By Arjay L. Balinbin, Reporter

PRESIDENT Rodrigo R. Duterte is seriously considering cutting diplomatic ties with Iceland after it won United Nations support to have the Philippines investigated for its deadly war on drugs, his spokesman said yesterday.

“The two of us can only speculate that maybe some activists are feeding Iceland with the wrong information,” presidential spokesman Salvador S. Panelo told reporters in Manila.

The UN Human Rights Council on July 11 ordered its human rights office to present a comprehensive report as it expressed concerns about human rights violations in the Philippines. The body adopted a resolution that Iceland proposed and 17 other nations supported.

Foreign Affairs Secretary Teodoro L. Locsin, Jr. begs to disagree, saying the nation will keep ties with Iceland, nor will it withdraw from the UN council.

“The UNHRC vote is a small and harmless matter and we’re staying in UNHRC as a pedagogical duty to teach Europeans moral manners,” he said in a social media post on Tuesday.

“We’re NOT severing diplomatic relations with any country. If we did, where’s the conversation? How do you insult those who insulted us if you cut them off?”

Mr. Locsin at the weekend hinted at the possibility of withdrawing from the UN body, just as the United States did in June 2018.

The UN council had urged the government to cooperate with UN offices by allowing visits by its officials and by “refraining from all acts of intimidation or retaliation.”

The Philippines, where police have admitted killing more than 6,000 drug suspects, has rejected the decision and will remain unrelenting in its campaign against illegal drugs, Executive Secretary Salvador C. Medialdea said in a statement on Monday.

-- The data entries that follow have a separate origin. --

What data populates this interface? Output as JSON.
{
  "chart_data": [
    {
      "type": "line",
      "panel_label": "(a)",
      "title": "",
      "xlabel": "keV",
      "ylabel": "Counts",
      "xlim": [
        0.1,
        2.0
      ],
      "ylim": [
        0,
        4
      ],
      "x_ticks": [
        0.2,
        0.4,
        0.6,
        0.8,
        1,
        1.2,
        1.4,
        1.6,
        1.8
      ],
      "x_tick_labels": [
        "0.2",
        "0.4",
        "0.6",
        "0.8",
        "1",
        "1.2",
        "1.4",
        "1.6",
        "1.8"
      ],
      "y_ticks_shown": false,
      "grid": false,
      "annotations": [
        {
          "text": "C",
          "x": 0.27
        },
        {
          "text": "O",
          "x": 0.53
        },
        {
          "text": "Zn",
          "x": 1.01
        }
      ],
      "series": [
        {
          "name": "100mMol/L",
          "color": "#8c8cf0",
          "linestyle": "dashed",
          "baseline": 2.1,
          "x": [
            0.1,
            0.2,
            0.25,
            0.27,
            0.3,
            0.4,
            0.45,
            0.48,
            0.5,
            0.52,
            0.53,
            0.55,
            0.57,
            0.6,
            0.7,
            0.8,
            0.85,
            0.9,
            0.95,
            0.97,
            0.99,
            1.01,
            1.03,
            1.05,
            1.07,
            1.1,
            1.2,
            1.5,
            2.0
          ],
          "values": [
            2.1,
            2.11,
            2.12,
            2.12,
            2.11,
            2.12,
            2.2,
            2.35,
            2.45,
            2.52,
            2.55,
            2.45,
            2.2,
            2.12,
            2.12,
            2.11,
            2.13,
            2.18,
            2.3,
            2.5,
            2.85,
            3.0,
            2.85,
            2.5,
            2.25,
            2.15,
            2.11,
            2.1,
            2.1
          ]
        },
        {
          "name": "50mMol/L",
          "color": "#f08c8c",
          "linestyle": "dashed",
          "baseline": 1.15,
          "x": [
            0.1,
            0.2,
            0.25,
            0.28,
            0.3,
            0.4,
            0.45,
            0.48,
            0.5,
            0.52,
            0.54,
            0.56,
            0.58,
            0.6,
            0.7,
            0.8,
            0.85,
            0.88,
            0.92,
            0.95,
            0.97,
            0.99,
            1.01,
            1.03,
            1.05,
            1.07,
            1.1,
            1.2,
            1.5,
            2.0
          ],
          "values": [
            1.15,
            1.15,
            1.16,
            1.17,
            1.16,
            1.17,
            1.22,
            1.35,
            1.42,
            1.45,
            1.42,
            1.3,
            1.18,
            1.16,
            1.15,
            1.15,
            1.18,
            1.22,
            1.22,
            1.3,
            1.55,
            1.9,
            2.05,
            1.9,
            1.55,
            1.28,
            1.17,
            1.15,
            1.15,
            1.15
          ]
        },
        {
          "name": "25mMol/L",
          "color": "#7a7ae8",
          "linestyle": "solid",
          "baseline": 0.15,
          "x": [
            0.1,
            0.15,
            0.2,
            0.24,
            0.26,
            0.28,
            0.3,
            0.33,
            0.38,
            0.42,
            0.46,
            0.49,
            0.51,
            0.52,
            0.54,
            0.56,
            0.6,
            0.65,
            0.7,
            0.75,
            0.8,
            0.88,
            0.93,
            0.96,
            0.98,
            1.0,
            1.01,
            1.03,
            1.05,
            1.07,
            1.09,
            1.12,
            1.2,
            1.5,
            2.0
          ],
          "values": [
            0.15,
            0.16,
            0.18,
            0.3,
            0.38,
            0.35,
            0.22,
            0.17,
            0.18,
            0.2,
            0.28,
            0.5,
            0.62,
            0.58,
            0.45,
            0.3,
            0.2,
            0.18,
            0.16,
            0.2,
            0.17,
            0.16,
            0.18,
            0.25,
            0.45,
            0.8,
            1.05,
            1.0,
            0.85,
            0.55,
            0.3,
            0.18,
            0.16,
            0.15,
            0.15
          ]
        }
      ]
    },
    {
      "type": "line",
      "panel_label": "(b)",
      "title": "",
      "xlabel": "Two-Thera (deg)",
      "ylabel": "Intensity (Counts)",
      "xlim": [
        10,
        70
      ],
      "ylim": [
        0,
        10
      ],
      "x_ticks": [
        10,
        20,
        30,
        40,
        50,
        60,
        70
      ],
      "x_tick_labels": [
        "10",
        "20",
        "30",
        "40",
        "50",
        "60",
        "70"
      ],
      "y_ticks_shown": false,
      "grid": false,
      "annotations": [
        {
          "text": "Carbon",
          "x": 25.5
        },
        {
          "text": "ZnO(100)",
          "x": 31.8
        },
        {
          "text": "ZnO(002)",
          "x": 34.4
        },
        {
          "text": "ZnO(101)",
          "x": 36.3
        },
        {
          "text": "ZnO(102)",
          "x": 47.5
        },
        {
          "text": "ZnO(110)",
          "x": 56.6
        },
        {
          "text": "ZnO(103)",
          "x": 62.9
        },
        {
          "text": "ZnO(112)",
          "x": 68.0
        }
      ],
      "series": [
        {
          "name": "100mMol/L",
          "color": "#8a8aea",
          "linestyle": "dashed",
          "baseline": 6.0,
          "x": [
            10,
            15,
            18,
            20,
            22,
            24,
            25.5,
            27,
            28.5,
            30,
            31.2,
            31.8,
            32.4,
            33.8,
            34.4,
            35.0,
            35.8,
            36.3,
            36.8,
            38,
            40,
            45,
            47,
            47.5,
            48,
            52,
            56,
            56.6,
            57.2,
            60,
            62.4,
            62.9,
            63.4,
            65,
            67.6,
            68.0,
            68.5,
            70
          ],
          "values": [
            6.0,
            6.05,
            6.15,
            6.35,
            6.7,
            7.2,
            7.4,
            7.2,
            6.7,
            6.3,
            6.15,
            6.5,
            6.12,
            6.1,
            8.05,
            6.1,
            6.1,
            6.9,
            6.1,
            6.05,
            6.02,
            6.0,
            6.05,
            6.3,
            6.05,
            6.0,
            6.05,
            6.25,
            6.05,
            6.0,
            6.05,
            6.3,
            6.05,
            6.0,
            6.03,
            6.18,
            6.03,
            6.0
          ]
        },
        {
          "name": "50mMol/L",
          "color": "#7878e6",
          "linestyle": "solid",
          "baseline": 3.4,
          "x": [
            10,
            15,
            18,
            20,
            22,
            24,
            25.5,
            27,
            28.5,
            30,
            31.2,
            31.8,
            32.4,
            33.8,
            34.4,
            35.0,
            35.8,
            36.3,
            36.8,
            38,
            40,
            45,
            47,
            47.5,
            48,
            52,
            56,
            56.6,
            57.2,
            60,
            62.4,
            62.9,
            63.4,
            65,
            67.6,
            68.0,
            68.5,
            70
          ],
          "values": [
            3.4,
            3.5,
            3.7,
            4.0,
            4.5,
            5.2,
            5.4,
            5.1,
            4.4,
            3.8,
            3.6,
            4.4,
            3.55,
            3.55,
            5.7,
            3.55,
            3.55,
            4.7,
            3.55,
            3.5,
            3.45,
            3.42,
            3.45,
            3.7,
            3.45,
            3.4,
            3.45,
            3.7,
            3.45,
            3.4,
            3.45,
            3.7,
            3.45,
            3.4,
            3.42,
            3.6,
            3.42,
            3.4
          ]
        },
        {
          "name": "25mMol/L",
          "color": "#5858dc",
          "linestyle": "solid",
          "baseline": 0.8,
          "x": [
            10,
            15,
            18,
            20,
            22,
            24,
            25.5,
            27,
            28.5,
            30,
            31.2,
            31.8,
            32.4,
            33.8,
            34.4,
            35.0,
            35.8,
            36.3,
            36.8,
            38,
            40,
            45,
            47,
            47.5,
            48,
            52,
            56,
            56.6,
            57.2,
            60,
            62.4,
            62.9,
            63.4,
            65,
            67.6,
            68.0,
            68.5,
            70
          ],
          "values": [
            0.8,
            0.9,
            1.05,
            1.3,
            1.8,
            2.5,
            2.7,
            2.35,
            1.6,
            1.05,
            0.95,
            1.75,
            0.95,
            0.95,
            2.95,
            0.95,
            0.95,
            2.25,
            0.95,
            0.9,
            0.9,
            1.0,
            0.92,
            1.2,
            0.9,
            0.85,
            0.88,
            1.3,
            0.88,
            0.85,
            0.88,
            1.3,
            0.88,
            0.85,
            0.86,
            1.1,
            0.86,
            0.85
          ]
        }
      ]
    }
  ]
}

Mr. Panelo said trade relations with Iceland would continue because these will benefit both countries.

Philippine exports to Iceland of mostly resins, gems and metals, and electronic equipment more than tripled last year to $749,302 from a year earlier, according to data posted on the United Nations Comtrade website. Imports of mostly machinery, fish and dairy products from the Nordic country more than doubled to $916,246 during the same period.

Iceland ranked 132nd among the Philippines’ 221 trading partners in 2018, according to the Trade department. It ranked 121st as an import supplier and 127th as an exporter.

“We have very few Filipinos workers in Iceland and it’s not one of our major trading partners,” Dennis C. Coronacion, who heads the University of Santo Tomas Political Science Department, said in a text message.

But severing ties with Iceland could tarnish Philippine image globally and a bad perception could turn away foreign investors, he said.

“Our image as a country that upholds the rule of law, protects human rights and fosters international cooperation is going to suffer,” Mr. Coronacion said.

The two countries have been steady maritime partners as well as in the areas of mining, renewable energy, medical services, fisheries and geothermal energy, according to the Philippine Embassy website.

Filipinos make up the biggest group of Asian immigrants in the Nordic country.